I have worked at the Jefferson County Public Health Department since 2011, as program coordinator for the Commission on Children and Families.

I am currently transitioning from that to work as the Jefferson County Early Learning coordinator and regional representative, Tobacco Prevention Education Program coordinator, and Healthy Communities Program coordinator.

I also teach a technical math class through COCC at Deer Ridge Correctional Institution, which is part of the welding program.

I was diagnosed with breast cancer on Oct. 29, 2012, after a long-overdue mammogram, followed by ultrasound and a biopsy.

The next six weeks were a surreal blur of CAT scans, PET scans, biopsies, doctor appointments and more doctor appointments.

Like so many newly diagnosed patients, I also spent way too much time on the Internet, researching breast cancer and pretty much scaring myself half to death. One of the best pieces of advice I received from the ACS volunteer I spoke with at Bend Memorial Clinic was, “Don’t do that.”

All that time, I was secretly waiting for someone to tell me this was all a big mistake and they had called the wrong person with that diagnosis. But that didn’t happen, and eventually, my family and I have come to terms with the diagnosis and our “new normal. I am fortunate that my treatment plan is allowing me to continue my life with few side effects, and while I know that surgery is out there in my future, for now, I am enjoying both my work and my free time, family and friends.

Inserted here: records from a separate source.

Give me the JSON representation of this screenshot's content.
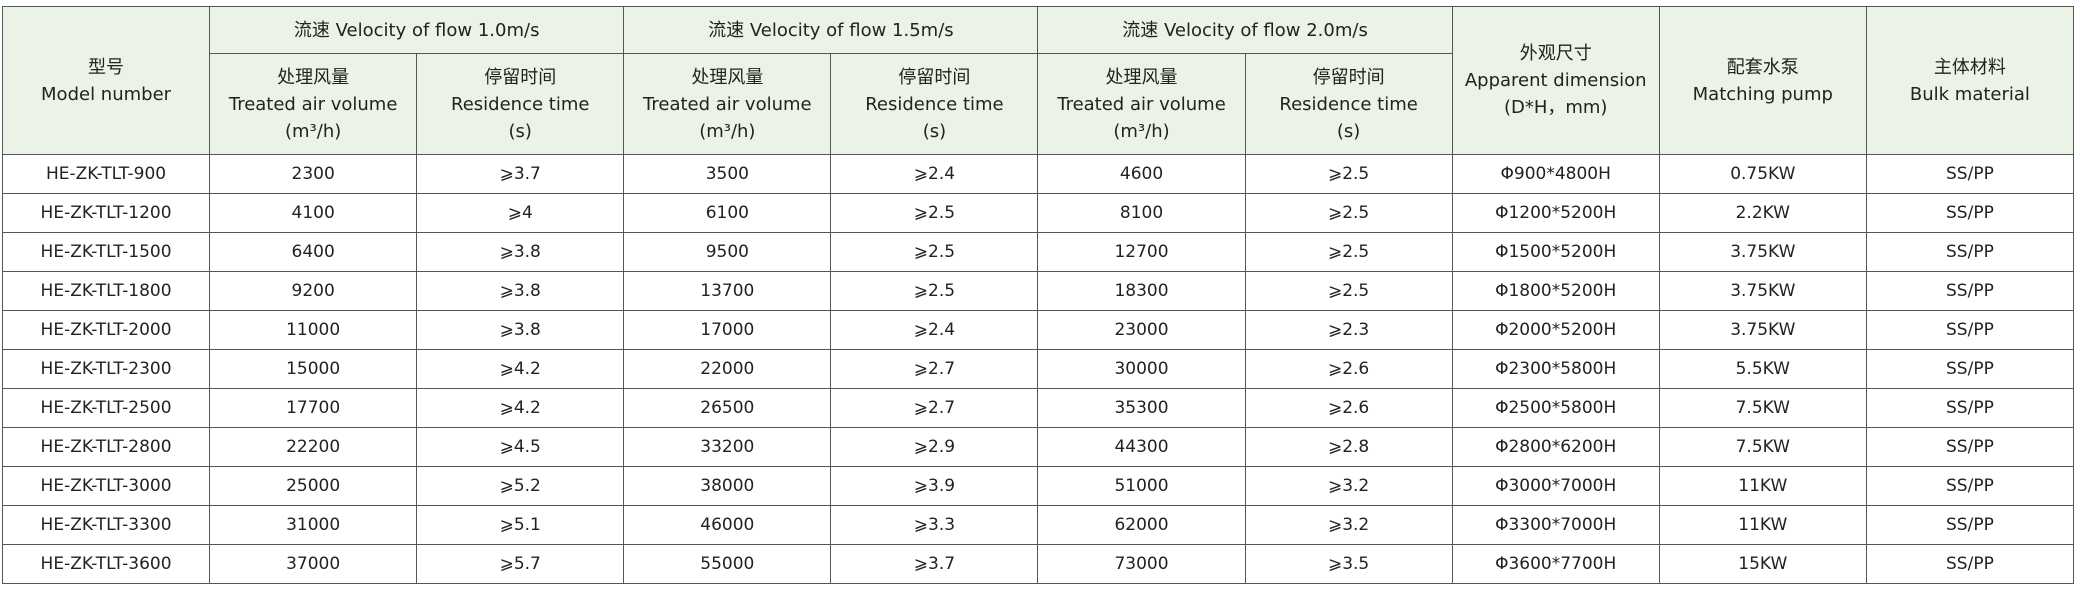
{
  "table": {
    "model_header": [
      "型号",
      "Model number"
    ],
    "velocity_groups": [
      {
        "title": "流速 Velocity of flow 1.0m/s",
        "columns": [
          [
            "处理风量",
            "Treated air volume",
            "(m³/h)"
          ],
          [
            "停留时间",
            "Residence time",
            "(s)"
          ]
        ]
      },
      {
        "title": "流速 Velocity of flow 1.5m/s",
        "columns": [
          [
            "处理风量",
            "Treated air volume",
            "(m³/h)"
          ],
          [
            "停留时间",
            "Residence time",
            "(s)"
          ]
        ]
      },
      {
        "title": "流速 Velocity of flow 2.0m/s",
        "columns": [
          [
            "处理风量",
            "Treated air volume",
            "(m³/h)"
          ],
          [
            "停留时间",
            "Residence time",
            "(s)"
          ]
        ]
      }
    ],
    "other_headers": [
      [
        "外观尺寸",
        "Apparent dimension",
        "(D*H，mm)"
      ],
      [
        "配套水泵",
        "Matching pump"
      ],
      [
        "主体材料",
        "Bulk material"
      ]
    ],
    "rows": [
      [
        "HE-ZK-TLT-900",
        2300,
        "⩾3.7",
        3500,
        "⩾2.4",
        4600,
        "⩾2.5",
        "Φ900*4800H",
        "0.75KW",
        "SS/PP"
      ],
      [
        "HE-ZK-TLT-1200",
        4100,
        "⩾4",
        6100,
        "⩾2.5",
        8100,
        "⩾2.5",
        "Φ1200*5200H",
        "2.2KW",
        "SS/PP"
      ],
      [
        "HE-ZK-TLT-1500",
        6400,
        "⩾3.8",
        9500,
        "⩾2.5",
        12700,
        "⩾2.5",
        "Φ1500*5200H",
        "3.75KW",
        "SS/PP"
      ],
      [
        "HE-ZK-TLT-1800",
        9200,
        "⩾3.8",
        13700,
        "⩾2.5",
        18300,
        "⩾2.5",
        "Φ1800*5200H",
        "3.75KW",
        "SS/PP"
      ],
      [
        "HE-ZK-TLT-2000",
        11000,
        "⩾3.8",
        17000,
        "⩾2.4",
        23000,
        "⩾2.3",
        "Φ2000*5200H",
        "3.75KW",
        "SS/PP"
      ],
      [
        "HE-ZK-TLT-2300",
        15000,
        "⩾4.2",
        22000,
        "⩾2.7",
        30000,
        "⩾2.6",
        "Φ2300*5800H",
        "5.5KW",
        "SS/PP"
      ],
      [
        "HE-ZK-TLT-2500",
        17700,
        "⩾4.2",
        26500,
        "⩾2.7",
        35300,
        "⩾2.6",
        "Φ2500*5800H",
        "7.5KW",
        "SS/PP"
      ],
      [
        "HE-ZK-TLT-2800",
        22200,
        "⩾4.5",
        33200,
        "⩾2.9",
        44300,
        "⩾2.8",
        "Φ2800*6200H",
        "7.5KW",
        "SS/PP"
      ],
      [
        "HE-ZK-TLT-3000",
        25000,
        "⩾5.2",
        38000,
        "⩾3.9",
        51000,
        "⩾3.2",
        "Φ3000*7000H",
        "11KW",
        "SS/PP"
      ],
      [
        "HE-ZK-TLT-3300",
        31000,
        "⩾5.1",
        46000,
        "⩾3.3",
        62000,
        "⩾3.2",
        "Φ3300*7000H",
        "11KW",
        "SS/PP"
      ],
      [
        "HE-ZK-TLT-3600",
        37000,
        "⩾5.7",
        55000,
        "⩾3.7",
        73000,
        "⩾3.5",
        "Φ3600*7700H",
        "15KW",
        "SS/PP"
      ]
    ]
  }
}
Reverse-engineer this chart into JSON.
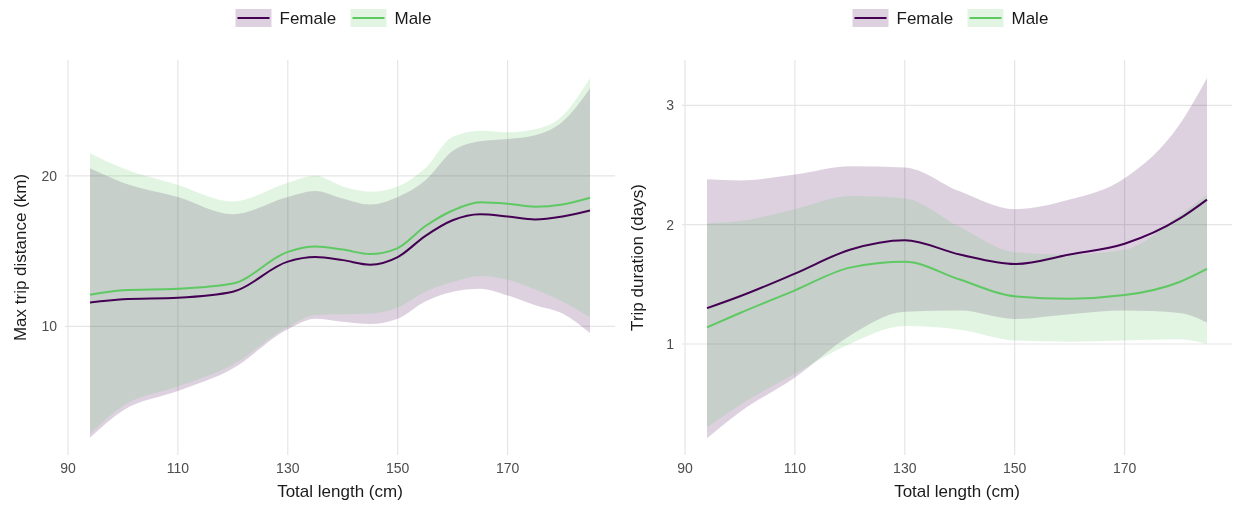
{
  "chart_data": [
    {
      "type": "line",
      "xlabel": "Total length (cm)",
      "ylabel": "Max trip distance (km)",
      "xlim": [
        89.45,
        189.55
      ],
      "xticks": [
        90,
        110,
        130,
        150,
        170
      ],
      "ylim": [
        1.45,
        27.7
      ],
      "yticks": [
        10,
        20
      ],
      "grid": true,
      "legend": "top",
      "x": [
        94,
        100,
        110,
        120,
        130,
        135,
        140,
        145,
        150,
        155,
        160,
        165,
        170,
        175,
        180,
        185
      ],
      "series": [
        {
          "name": "Female",
          "color": "#440154",
          "values": [
            11.58,
            11.8,
            11.9,
            12.3,
            14.3,
            14.6,
            14.4,
            14.1,
            14.6,
            16.0,
            17.05,
            17.45,
            17.3,
            17.1,
            17.3,
            17.7
          ],
          "lower": [
            2.6,
            4.4,
            5.7,
            7.2,
            9.8,
            10.5,
            10.3,
            10.15,
            10.5,
            11.65,
            12.3,
            12.5,
            12.05,
            11.4,
            10.85,
            9.55
          ],
          "upper": [
            20.5,
            19.55,
            18.6,
            17.45,
            18.6,
            19.0,
            18.5,
            18.1,
            18.6,
            19.7,
            21.65,
            22.3,
            22.45,
            22.7,
            23.6,
            25.8
          ]
        },
        {
          "name": "Male",
          "color": "#5ec962",
          "values": [
            12.1,
            12.4,
            12.5,
            12.85,
            14.95,
            15.3,
            15.1,
            14.8,
            15.2,
            16.65,
            17.7,
            18.25,
            18.15,
            17.95,
            18.1,
            18.55
          ],
          "lower": [
            2.85,
            4.7,
            6.0,
            7.45,
            9.95,
            10.75,
            10.8,
            10.85,
            11.25,
            12.3,
            12.95,
            13.35,
            13.1,
            12.45,
            11.65,
            10.6
          ],
          "upper": [
            21.5,
            20.5,
            19.4,
            18.3,
            19.55,
            20.0,
            19.3,
            18.95,
            19.3,
            20.5,
            22.6,
            23.0,
            22.9,
            23.1,
            24.0,
            26.5
          ]
        }
      ]
    },
    {
      "type": "line",
      "xlabel": "Total length (cm)",
      "ylabel": "Trip duration (days)",
      "xlim": [
        89.45,
        189.55
      ],
      "xticks": [
        90,
        110,
        130,
        150,
        170
      ],
      "ylim": [
        0.07,
        3.38
      ],
      "yticks": [
        1,
        2,
        3
      ],
      "grid": true,
      "legend": "top",
      "x": [
        94,
        100,
        110,
        120,
        130,
        140,
        150,
        160,
        170,
        180,
        185
      ],
      "series": [
        {
          "name": "Female",
          "color": "#440154",
          "values": [
            1.3,
            1.4,
            1.59,
            1.79,
            1.87,
            1.75,
            1.67,
            1.75,
            1.84,
            2.05,
            2.21
          ],
          "lower": [
            0.21,
            0.43,
            0.72,
            1.07,
            1.27,
            1.28,
            1.21,
            1.25,
            1.28,
            1.26,
            1.18
          ],
          "upper": [
            2.38,
            2.37,
            2.42,
            2.49,
            2.48,
            2.28,
            2.13,
            2.21,
            2.39,
            2.84,
            3.23
          ]
        },
        {
          "name": "Male",
          "color": "#5ec962",
          "values": [
            1.14,
            1.26,
            1.45,
            1.64,
            1.69,
            1.54,
            1.4,
            1.38,
            1.41,
            1.52,
            1.63
          ],
          "lower": [
            0.3,
            0.49,
            0.75,
            1.0,
            1.15,
            1.12,
            1.03,
            1.02,
            1.03,
            1.04,
            1.0
          ],
          "upper": [
            2.01,
            2.03,
            2.13,
            2.24,
            2.22,
            1.98,
            1.77,
            1.75,
            1.79,
            2.08,
            2.25
          ]
        }
      ]
    }
  ]
}
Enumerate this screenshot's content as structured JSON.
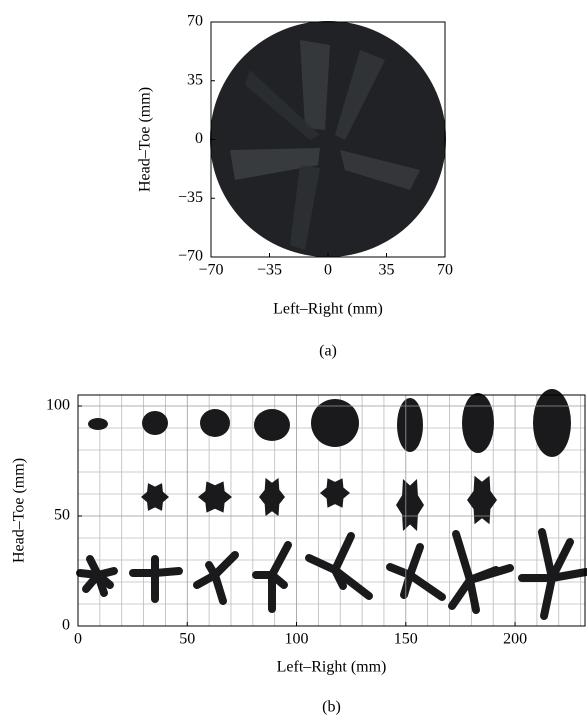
{
  "chart_data": [
    {
      "type": "image",
      "xlabel": "Left–Right (mm)",
      "ylabel": "Head–Toe (mm)",
      "caption": "(a)",
      "xlim": [
        -70,
        70
      ],
      "ylim": [
        -70,
        70
      ],
      "xticks": [
        {
          "value": -70,
          "label": "−70"
        },
        {
          "value": -35,
          "label": "−35"
        },
        0,
        35,
        70
      ],
      "yticks": [
        {
          "value": -70,
          "label": "−70"
        },
        {
          "value": -35,
          "label": "−35"
        },
        0,
        35,
        70
      ],
      "grid": false
    },
    {
      "type": "image",
      "xlabel": "Left–Right (mm)",
      "ylabel": "Head–Toe (mm)",
      "caption": "(b)",
      "xlim": [
        0,
        232
      ],
      "ylim": [
        0,
        105
      ],
      "xticks": [
        0,
        50,
        100,
        150,
        200
      ],
      "yticks": [
        0,
        50,
        100
      ],
      "xminorticks": [
        10,
        20,
        30,
        40,
        60,
        70,
        80,
        90,
        110,
        120,
        130,
        140,
        160,
        170,
        180,
        190,
        210,
        220,
        230
      ],
      "yminorticks": [
        10,
        20,
        30,
        40,
        60,
        70,
        80,
        90
      ],
      "grid": true
    }
  ]
}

This year, my family and I will participate in our first Relay For Life. We are looking forward to a fun couple of days, and are happy to be able to raise some funds for the American Cancer Society.

The ACS volunteers at Bend Memorial Clinic have been great mentors to us since the very beginning of this whole journey.


Cherie GaddisMy name is Cherie. To co-workers, friends, family, and my husband, I am Cherie Gaddis. To some I am known also as Cherie Sheffield, Madras High School.

To some I am Ham Perkins’ oldest daughter. To some I am Bernideen Perkins’ (Thornton’s) oldest daughter. To those who I have worked with for the last 14 years, I am “The purple lady.”

For those of you who do not know my story, I am a cancer survivor.

Since Oct. 3, 2011 — not quite two years, is my little score – yet, it’s two years that I have been able to tell my story, to reach and share with each and every one I can.

Yes, you do survive. Yes, you go for your checkups. Yes, you believe.

You believe in yourself and are thankful for those who are beside you to guide you through each step of this journey. Thank you all who have been beside me!